I've downloaded this contrib, and entered in into functions/general.

My dummy question- in his directions, he says:

What "whatever length I want"- do I want? Is that the length of the validmask string?

Or is it the min length for addresses?

 

Do not worry about that, I guess it works now.

[Silverado05]

Do not worry about that, I guess it works now.

 

I would say so since that last response was 2 yrs ago.

[Historian]

Is this still a problem or have osC updates covered this?

I'm using version 2.2 -MS2

[skimak77]

Is this still a problem or have osC updates covered this?

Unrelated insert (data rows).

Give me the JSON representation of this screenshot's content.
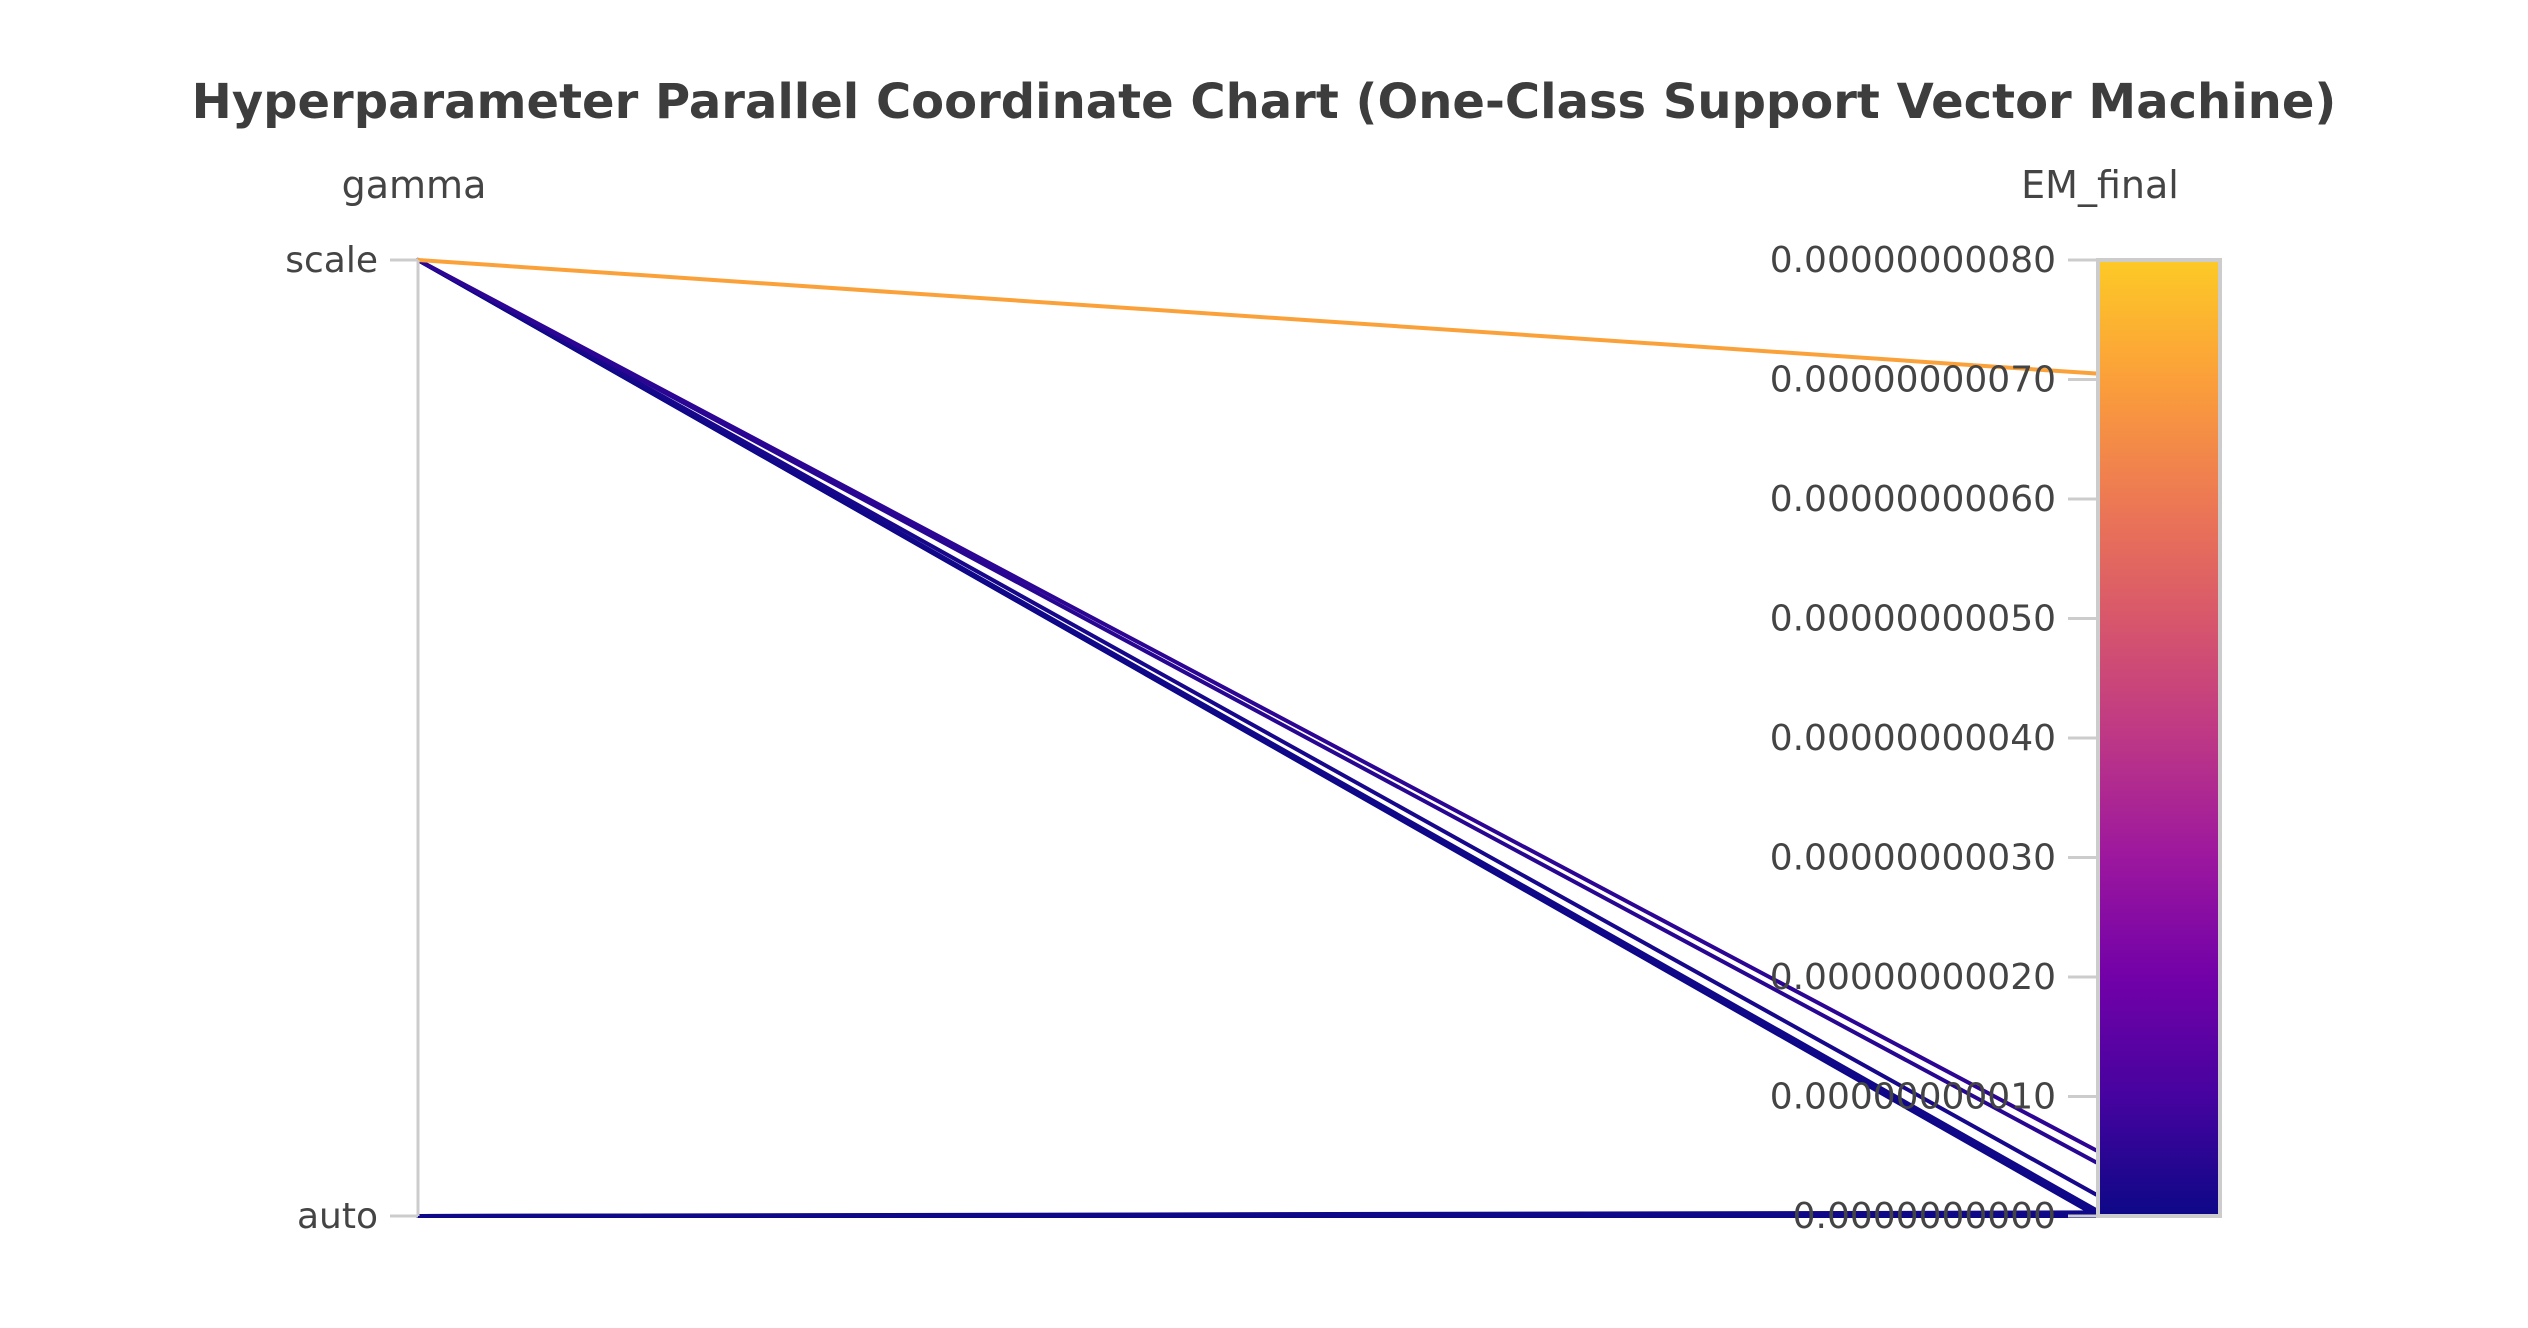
{
  "chart_data": {
    "type": "parallel-coordinates",
    "title": "Hyperparameter Parallel Coordinate Chart (One-Class Support Vector Machine)",
    "dimensions": [
      {
        "name": "gamma",
        "type": "categorical",
        "categories": [
          "auto",
          "scale"
        ]
      },
      {
        "name": "EM_final",
        "type": "numeric",
        "range": [
          0,
          8e-10
        ]
      }
    ],
    "em_ticks": [
      "0.0000000000",
      "0.00000000010",
      "0.00000000020",
      "0.00000000030",
      "0.00000000040",
      "0.00000000050",
      "0.00000000060",
      "0.00000000070",
      "0.00000000080"
    ],
    "em_tick_values": [
      0,
      1e-10,
      2e-10,
      3e-10,
      4e-10,
      5e-10,
      6e-10,
      7e-10,
      8e-10
    ],
    "colorscale": [
      "#0d0887",
      "#46039f",
      "#7201a8",
      "#9c179e",
      "#bd3786",
      "#d8576b",
      "#ed7953",
      "#fb9f3a",
      "#fdca26"
    ],
    "line_color_by": "EM_final",
    "lines": [
      {
        "gamma": "scale",
        "EM_final": 7.05e-10
      },
      {
        "gamma": "scale",
        "EM_final": 5.5e-11
      },
      {
        "gamma": "scale",
        "EM_final": 4.5e-11
      },
      {
        "gamma": "scale",
        "EM_final": 1.8e-11
      },
      {
        "gamma": "scale",
        "EM_final": 5e-12
      },
      {
        "gamma": "scale",
        "EM_final": 3e-12
      },
      {
        "gamma": "scale",
        "EM_final": 2e-12
      },
      {
        "gamma": "scale",
        "EM_final": 1e-12
      },
      {
        "gamma": "scale",
        "EM_final": 5e-13
      },
      {
        "gamma": "auto",
        "EM_final": 3e-12
      },
      {
        "gamma": "auto",
        "EM_final": 2e-12
      },
      {
        "gamma": "auto",
        "EM_final": 1e-12
      },
      {
        "gamma": "auto",
        "EM_final": 5e-13
      },
      {
        "gamma": "auto",
        "EM_final": 0
      }
    ]
  }
}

I'm using version 2.2 -MS2

 

still a problem

[Guest]

This might be slightly off topic but I thought better than starting a new thread. I had a whole crapload of emails from my contact us form this morning. I admit I'm not an expert in exploiting this kind of stuff but I can't think what they're probing for here... anyone got any ideas?

 

pqCdVN _a href="http://gsnqqklvqpiz.com/"_gsnqqklvqpiz_/a_, ubrpphzxsymo, [link=http://fqhsyzzqmity.com/]fqhsyzzqmity[/link], http://rsyueflcqcat.com/

 

GDJse4 _a href="http://urzcyprenwhj.com/"_urzcyprenwhj_/a_, djrvsfyctgwn, [link=http://dvuqcvqtmmyz.com/]dvuqcvqtmmyz[/link], http://rvflwbnudgac.com/

 

YKxMQJ _a href="http://ikmrjywzkakk.com/"_ikmrjywzkakk_/a_, yhrjyuhehawf, [link=http://wmqpovhmvmea.com/]wmqpovhmvmea[/link], http://oqqozkhxtdaa.com/

 

And so on....

[Guest]

This might be slightly off topic but I thought better than starting a new thread. I had a whole crapload of emails from my contact us form this morning. I admit I'm not an expert in exploiting this kind of stuff but I can't think what they're probing for here... anyone got any ideas?

What osc 2.2 version are you using, and have you installed the latest security patches?